I also have serious concerns about the failure of first responders to come to the assistance of people shot outside the CHOP perimeter. An SPD email sent to officers was widely reported on Sunday June 13. The email directed officers to only respond to the CHOP “red zone” in the instance of a mass casualty event. How can direction like this—for officers not to respond to people needing help—not contribute to the violent circumstances like we see in the CHOP today?

I promise to center protestor demands to fundamentally re-envision community safety.
"I promise to center protestor demands to fundamentally re-envision community safety," says Herbold. Photo by Christopher Frizzelle

Finally, it’s with a heavy heart that I say that I wish that CHOP organizers—when informed by SFD on June 8 and again on June 13 that people in medical crisis within the CHOP (whether protesters, neighborhood residents, workers or patrons of neighborhood businesses, or visitors) would have to be brought to the CHOP perimeter to get help—would have recognized that it was too much responsibility to bear.

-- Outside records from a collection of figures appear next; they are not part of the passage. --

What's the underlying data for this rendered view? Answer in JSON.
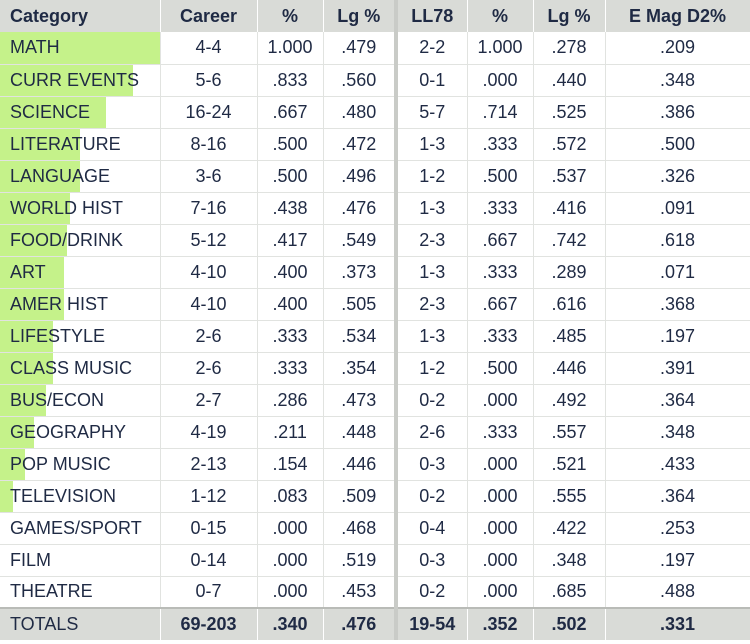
{
  "table": {
    "headers": [
      "Category",
      "Career",
      "%",
      "Lg %",
      "LL78",
      "%",
      "Lg %",
      "E Mag D2%"
    ],
    "rows": [
      {
        "category": "MATH",
        "career": "4-4",
        "pct": "1.000",
        "lg_pct": ".479",
        "ll78": "2-2",
        "ll_pct": "1.000",
        "ll_lg_pct": ".278",
        "emag": ".209",
        "bar_fraction": 1.0
      },
      {
        "category": "CURR EVENTS",
        "career": "5-6",
        "pct": ".833",
        "lg_pct": ".560",
        "ll78": "0-1",
        "ll_pct": ".000",
        "ll_lg_pct": ".440",
        "emag": ".348",
        "bar_fraction": 0.833
      },
      {
        "category": "SCIENCE",
        "career": "16-24",
        "pct": ".667",
        "lg_pct": ".480",
        "ll78": "5-7",
        "ll_pct": ".714",
        "ll_lg_pct": ".525",
        "emag": ".386",
        "bar_fraction": 0.667
      },
      {
        "category": "LITERATURE",
        "career": "8-16",
        "pct": ".500",
        "lg_pct": ".472",
        "ll78": "1-3",
        "ll_pct": ".333",
        "ll_lg_pct": ".572",
        "emag": ".500",
        "bar_fraction": 0.5
      },
      {
        "category": "LANGUAGE",
        "career": "3-6",
        "pct": ".500",
        "lg_pct": ".496",
        "ll78": "1-2",
        "ll_pct": ".500",
        "ll_lg_pct": ".537",
        "emag": ".326",
        "bar_fraction": 0.5
      },
      {
        "category": "WORLD HIST",
        "career": "7-16",
        "pct": ".438",
        "lg_pct": ".476",
        "ll78": "1-3",
        "ll_pct": ".333",
        "ll_lg_pct": ".416",
        "emag": ".091",
        "bar_fraction": 0.438
      },
      {
        "category": "FOOD/DRINK",
        "career": "5-12",
        "pct": ".417",
        "lg_pct": ".549",
        "ll78": "2-3",
        "ll_pct": ".667",
        "ll_lg_pct": ".742",
        "emag": ".618",
        "bar_fraction": 0.417
      },
      {
        "category": "ART",
        "career": "4-10",
        "pct": ".400",
        "lg_pct": ".373",
        "ll78": "1-3",
        "ll_pct": ".333",
        "ll_lg_pct": ".289",
        "emag": ".071",
        "bar_fraction": 0.4
      },
      {
        "category": "AMER HIST",
        "career": "4-10",
        "pct": ".400",
        "lg_pct": ".505",
        "ll78": "2-3",
        "ll_pct": ".667",
        "ll_lg_pct": ".616",
        "emag": ".368",
        "bar_fraction": 0.4
      },
      {
        "category": "LIFESTYLE",
        "career": "2-6",
        "pct": ".333",
        "lg_pct": ".534",
        "ll78": "1-3",
        "ll_pct": ".333",
        "ll_lg_pct": ".485",
        "emag": ".197",
        "bar_fraction": 0.333
      },
      {
        "category": "CLASS MUSIC",
        "career": "2-6",
        "pct": ".333",
        "lg_pct": ".354",
        "ll78": "1-2",
        "ll_pct": ".500",
        "ll_lg_pct": ".446",
        "emag": ".391",
        "bar_fraction": 0.333
      },
      {
        "category": "BUS/ECON",
        "career": "2-7",
        "pct": ".286",
        "lg_pct": ".473",
        "ll78": "0-2",
        "ll_pct": ".000",
        "ll_lg_pct": ".492",
        "emag": ".364",
        "bar_fraction": 0.286
      },
      {
        "category": "GEOGRAPHY",
        "career": "4-19",
        "pct": ".211",
        "lg_pct": ".448",
        "ll78": "2-6",
        "ll_pct": ".333",
        "ll_lg_pct": ".557",
        "emag": ".348",
        "bar_fraction": 0.211
      },
      {
        "category": "POP MUSIC",
        "career": "2-13",
        "pct": ".154",
        "lg_pct": ".446",
        "ll78": "0-3",
        "ll_pct": ".000",
        "ll_lg_pct": ".521",
        "emag": ".433",
        "bar_fraction": 0.154
      },
      {
        "category": "TELEVISION",
        "career": "1-12",
        "pct": ".083",
        "lg_pct": ".509",
        "ll78": "0-2",
        "ll_pct": ".000",
        "ll_lg_pct": ".555",
        "emag": ".364",
        "bar_fraction": 0.083
      },
      {
        "category": "GAMES/SPORT",
        "career": "0-15",
        "pct": ".000",
        "lg_pct": ".468",
        "ll78": "0-4",
        "ll_pct": ".000",
        "ll_lg_pct": ".422",
        "emag": ".253",
        "bar_fraction": 0.0
      },
      {
        "category": "FILM",
        "career": "0-14",
        "pct": ".000",
        "lg_pct": ".519",
        "ll78": "0-3",
        "ll_pct": ".000",
        "ll_lg_pct": ".348",
        "emag": ".197",
        "bar_fraction": 0.0
      },
      {
        "category": "THEATRE",
        "career": "0-7",
        "pct": ".000",
        "lg_pct": ".453",
        "ll78": "0-2",
        "ll_pct": ".000",
        "ll_lg_pct": ".685",
        "emag": ".488",
        "bar_fraction": 0.0
      }
    ],
    "totals": {
      "label": "TOTALS",
      "career": "69-203",
      "pct": ".340",
      "lg_pct": ".476",
      "ll78": "19-54",
      "ll_pct": ".352",
      "ll_lg_pct": ".502",
      "emag": ".331"
    }
  },
  "colors": {
    "bar": "#c5f28a",
    "header_bg": "#d9dbd7",
    "text": "#1f2a44"
  }
}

Hindsight is 20/20, and as explained above, I believe the Executive has responsibility for creating the conditions that led to others taking responsibility for emergency medical care. However, I wish that organizers, then, would have realized that they could not possibly be able to care for people in all of the ways that people need to be cared for in a medical crisis. Or if not then, that they had finally accepted it after Lorenzo’s death. Death by gun violence, death at the hands of police, and death by natural causes are all deaths that are disproportionately deaths of Black people. Continued operations with street barriers and volunteer armed security ultimately puts Black lives most at risk.

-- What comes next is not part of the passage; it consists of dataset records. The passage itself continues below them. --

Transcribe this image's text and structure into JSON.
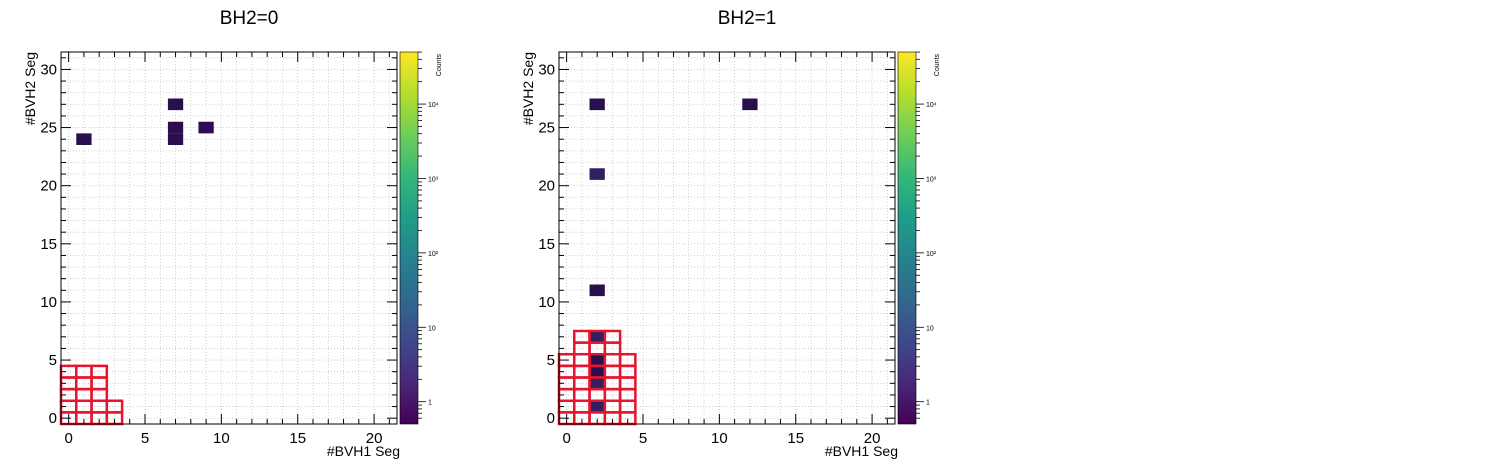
{
  "chart_data": [
    {
      "type": "heatmap",
      "title": "BH2=0",
      "xlabel": "#BVH1 Seg",
      "ylabel": "#BVH2 Seg",
      "xlim": [
        -0.5,
        21.5
      ],
      "ylim": [
        -0.5,
        31.5
      ],
      "x_ticks": [
        0,
        5,
        10,
        15,
        20
      ],
      "y_ticks": [
        0,
        5,
        10,
        15,
        20,
        25,
        30
      ],
      "grid": true,
      "colorbar": {
        "label": "Counts",
        "scale": "log",
        "ticks": [
          "1",
          "10",
          "10²",
          "10³",
          "10⁴"
        ]
      },
      "cells": [
        {
          "x": 1,
          "y": 24,
          "value": 1
        },
        {
          "x": 7,
          "y": 27,
          "value": 1
        },
        {
          "x": 7,
          "y": 25,
          "value": 1
        },
        {
          "x": 7,
          "y": 24,
          "value": 1
        },
        {
          "x": 9,
          "y": 25,
          "value": 1
        }
      ],
      "highlight_boxes": [
        {
          "x": 0,
          "y": 0
        },
        {
          "x": 1,
          "y": 0
        },
        {
          "x": 2,
          "y": 0
        },
        {
          "x": 3,
          "y": 0
        },
        {
          "x": 0,
          "y": 1
        },
        {
          "x": 1,
          "y": 1
        },
        {
          "x": 2,
          "y": 1
        },
        {
          "x": 3,
          "y": 1
        },
        {
          "x": 0,
          "y": 2
        },
        {
          "x": 1,
          "y": 2
        },
        {
          "x": 2,
          "y": 2
        },
        {
          "x": 0,
          "y": 3
        },
        {
          "x": 1,
          "y": 3
        },
        {
          "x": 2,
          "y": 3
        },
        {
          "x": 0,
          "y": 4
        },
        {
          "x": 1,
          "y": 4
        },
        {
          "x": 2,
          "y": 4
        }
      ],
      "highlight_color": "#e8132f"
    },
    {
      "type": "heatmap",
      "title": "BH2=1",
      "xlabel": "#BVH1 Seg",
      "ylabel": "#BVH2 Seg",
      "xlim": [
        -0.5,
        21.5
      ],
      "ylim": [
        -0.5,
        31.5
      ],
      "x_ticks": [
        0,
        5,
        10,
        15,
        20
      ],
      "y_ticks": [
        0,
        5,
        10,
        15,
        20,
        25,
        30
      ],
      "grid": true,
      "colorbar": {
        "label": "Counts",
        "scale": "log",
        "ticks": [
          "1",
          "10",
          "10²",
          "10³",
          "10⁴"
        ]
      },
      "cells": [
        {
          "x": 2,
          "y": 27,
          "value": 1
        },
        {
          "x": 12,
          "y": 27,
          "value": 1
        },
        {
          "x": 2,
          "y": 21,
          "value": 2
        },
        {
          "x": 2,
          "y": 11,
          "value": 1
        },
        {
          "x": 2,
          "y": 7,
          "value": 2
        },
        {
          "x": 2,
          "y": 5,
          "value": 1
        },
        {
          "x": 2,
          "y": 4,
          "value": 1
        },
        {
          "x": 2,
          "y": 3,
          "value": 2
        },
        {
          "x": 2,
          "y": 1,
          "value": 2
        }
      ],
      "highlight_boxes": [
        {
          "x": 0,
          "y": 0
        },
        {
          "x": 1,
          "y": 0
        },
        {
          "x": 2,
          "y": 0
        },
        {
          "x": 3,
          "y": 0
        },
        {
          "x": 4,
          "y": 0
        },
        {
          "x": 0,
          "y": 1
        },
        {
          "x": 1,
          "y": 1
        },
        {
          "x": 2,
          "y": 1
        },
        {
          "x": 3,
          "y": 1
        },
        {
          "x": 4,
          "y": 1
        },
        {
          "x": 0,
          "y": 2
        },
        {
          "x": 1,
          "y": 2
        },
        {
          "x": 2,
          "y": 2
        },
        {
          "x": 3,
          "y": 2
        },
        {
          "x": 4,
          "y": 2
        },
        {
          "x": 0,
          "y": 3
        },
        {
          "x": 1,
          "y": 3
        },
        {
          "x": 2,
          "y": 3
        },
        {
          "x": 3,
          "y": 3
        },
        {
          "x": 4,
          "y": 3
        },
        {
          "x": 0,
          "y": 4
        },
        {
          "x": 1,
          "y": 4
        },
        {
          "x": 2,
          "y": 4
        },
        {
          "x": 3,
          "y": 4
        },
        {
          "x": 4,
          "y": 4
        },
        {
          "x": 0,
          "y": 5
        },
        {
          "x": 1,
          "y": 5
        },
        {
          "x": 2,
          "y": 5
        },
        {
          "x": 3,
          "y": 5
        },
        {
          "x": 4,
          "y": 5
        },
        {
          "x": 1,
          "y": 6
        },
        {
          "x": 2,
          "y": 6
        },
        {
          "x": 3,
          "y": 6
        },
        {
          "x": 1,
          "y": 7
        },
        {
          "x": 2,
          "y": 7
        },
        {
          "x": 3,
          "y": 7
        }
      ],
      "highlight_color": "#e8132f"
    }
  ]
}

I agree with Council President González when she said in yesterday’s Council Briefing that we have a crisis of gun violence. But I don’t believe that what has occurred is the result of gun violence in a vacuum. This specific gun violence—and the deaths of two young men—has occurred because of the specific conditions in the CHOP; conditions for which we have collective responsibility for creating and we share collective responsibility to end.

I want to be clear, again: None of this absolves the City or the Council from responding to the just demands of protestors to urgently address the problems of over-policing and violent policing that have led to the deaths of so many Black men and women here in Seattle, in Washington state, and around the country. As Public Safety Chair, I promise to center protestor demands to fundamentally re-envision community safety by ensuring that the Council takes on the work of rebalancing the city’s 2020 budget and rebuilding our community safety in mind over the coming months.

It’s on all of us to end the conditions in the CHOP that are leading to violence and death: Council, Executive, and CHOP protestors and leaders. In my role as Public Safety Chair, I can no longer stay silent and I call on the Executive and CHOP leaders to act urgently. You have the power and the opportunity—right now, today—to change the conditions that are leading to violence and death in the CHOP.